Member of the Ohio Senate from the 1st district
- In office January 3, 1967 – December 31, 1974
- Preceded by: Inaugural holder
- Succeeded by: M. Ben Gaeth

Personal details
- Born: February 20, 1918
- Died: December 31, 1983 (aged 65) Toledo, Ohio
- Party: Republican

= Howard C. Cook =

American politician (1918–1983)

Howard C. Cook (February 20, 1918 – December 31, 1983) was an Ohio Republican Party politician and a former member of the Ohio General Assembly. Cook's political career began as a member of the Toledo, Ohio civil service commission. He was elected to Toledo City Council in 1951, serving off and on for the next decade.
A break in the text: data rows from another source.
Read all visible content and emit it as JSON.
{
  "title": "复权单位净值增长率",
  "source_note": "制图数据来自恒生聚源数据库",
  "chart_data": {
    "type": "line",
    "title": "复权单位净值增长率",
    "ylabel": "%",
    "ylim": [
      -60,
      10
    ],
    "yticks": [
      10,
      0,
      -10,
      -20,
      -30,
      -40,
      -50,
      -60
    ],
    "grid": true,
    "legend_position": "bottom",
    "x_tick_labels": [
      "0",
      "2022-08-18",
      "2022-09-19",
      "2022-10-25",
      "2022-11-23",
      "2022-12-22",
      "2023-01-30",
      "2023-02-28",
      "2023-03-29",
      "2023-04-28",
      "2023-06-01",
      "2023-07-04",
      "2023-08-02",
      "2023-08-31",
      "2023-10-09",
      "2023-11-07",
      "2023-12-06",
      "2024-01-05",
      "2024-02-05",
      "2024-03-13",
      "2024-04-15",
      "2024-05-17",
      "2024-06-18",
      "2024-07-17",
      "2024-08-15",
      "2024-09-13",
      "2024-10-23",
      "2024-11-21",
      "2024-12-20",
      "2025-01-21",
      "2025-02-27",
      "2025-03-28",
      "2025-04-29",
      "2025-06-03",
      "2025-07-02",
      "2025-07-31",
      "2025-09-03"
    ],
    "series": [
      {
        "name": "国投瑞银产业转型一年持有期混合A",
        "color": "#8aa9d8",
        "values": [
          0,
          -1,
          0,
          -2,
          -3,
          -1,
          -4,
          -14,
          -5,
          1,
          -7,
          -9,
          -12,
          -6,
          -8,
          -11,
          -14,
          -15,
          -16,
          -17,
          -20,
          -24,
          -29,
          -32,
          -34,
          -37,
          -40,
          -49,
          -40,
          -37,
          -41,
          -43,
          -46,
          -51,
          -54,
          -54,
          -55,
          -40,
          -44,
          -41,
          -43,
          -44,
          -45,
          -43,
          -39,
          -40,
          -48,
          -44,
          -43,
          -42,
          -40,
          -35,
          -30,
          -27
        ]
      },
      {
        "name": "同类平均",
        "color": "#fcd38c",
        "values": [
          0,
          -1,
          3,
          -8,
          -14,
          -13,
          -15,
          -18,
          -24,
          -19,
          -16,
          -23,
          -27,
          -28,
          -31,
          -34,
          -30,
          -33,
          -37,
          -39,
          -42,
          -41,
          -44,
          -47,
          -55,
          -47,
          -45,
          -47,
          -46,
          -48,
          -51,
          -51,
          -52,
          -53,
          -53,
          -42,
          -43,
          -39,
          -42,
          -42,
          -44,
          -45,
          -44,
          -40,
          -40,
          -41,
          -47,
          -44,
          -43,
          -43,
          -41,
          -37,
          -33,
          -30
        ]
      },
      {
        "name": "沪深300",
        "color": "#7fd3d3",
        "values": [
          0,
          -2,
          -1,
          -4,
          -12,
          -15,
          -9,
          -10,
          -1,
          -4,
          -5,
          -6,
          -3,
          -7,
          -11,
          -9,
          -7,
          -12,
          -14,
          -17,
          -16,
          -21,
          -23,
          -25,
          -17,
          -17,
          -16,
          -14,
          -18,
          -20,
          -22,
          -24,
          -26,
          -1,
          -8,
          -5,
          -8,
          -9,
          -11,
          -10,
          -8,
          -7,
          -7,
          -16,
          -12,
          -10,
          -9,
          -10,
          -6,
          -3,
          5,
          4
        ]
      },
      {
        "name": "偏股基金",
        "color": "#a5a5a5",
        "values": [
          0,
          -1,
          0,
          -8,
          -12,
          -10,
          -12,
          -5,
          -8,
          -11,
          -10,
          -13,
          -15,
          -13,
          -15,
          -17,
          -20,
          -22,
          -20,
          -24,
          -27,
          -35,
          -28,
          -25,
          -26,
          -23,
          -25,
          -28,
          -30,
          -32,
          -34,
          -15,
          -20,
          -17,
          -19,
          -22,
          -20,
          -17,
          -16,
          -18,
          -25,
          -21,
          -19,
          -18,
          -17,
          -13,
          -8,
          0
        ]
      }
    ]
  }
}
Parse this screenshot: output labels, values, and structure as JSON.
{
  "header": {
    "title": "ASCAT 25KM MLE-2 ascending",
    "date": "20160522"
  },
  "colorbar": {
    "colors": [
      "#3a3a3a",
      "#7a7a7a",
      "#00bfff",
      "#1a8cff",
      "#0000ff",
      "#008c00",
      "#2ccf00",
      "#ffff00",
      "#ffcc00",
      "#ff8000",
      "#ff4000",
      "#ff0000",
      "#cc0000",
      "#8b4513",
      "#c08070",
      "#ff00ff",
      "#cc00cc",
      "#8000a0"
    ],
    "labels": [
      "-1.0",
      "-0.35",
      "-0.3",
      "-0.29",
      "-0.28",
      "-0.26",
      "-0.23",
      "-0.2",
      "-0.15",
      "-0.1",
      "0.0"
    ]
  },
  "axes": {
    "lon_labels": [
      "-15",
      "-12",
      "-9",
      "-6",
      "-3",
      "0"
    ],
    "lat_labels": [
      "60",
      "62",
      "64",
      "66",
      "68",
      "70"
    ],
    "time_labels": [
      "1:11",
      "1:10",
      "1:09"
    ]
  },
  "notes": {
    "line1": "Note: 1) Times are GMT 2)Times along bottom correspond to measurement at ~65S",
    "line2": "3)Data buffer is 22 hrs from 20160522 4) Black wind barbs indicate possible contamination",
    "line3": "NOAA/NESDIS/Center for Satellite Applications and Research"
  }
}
In 1960, Cook unsuccessfully ran for Congress against Thomas L. Ashley, and returned to city council following his defeat.

In 1966, Cook won a seat in the Ohio Senate, serving the 1st District. He was reelected handily in 1970, but in 1971, Cook ran unsuccessfully for Mayor of Toledo. Up for a third term in the Senate in 1974, Cook was opposed for the nomination by M. Ben Gaeth, who ultimately denied Cook a third term by defeating him in the primary election.

Following his tenure as an elected official, Cook remained active in the Toledo community. He died in 1983.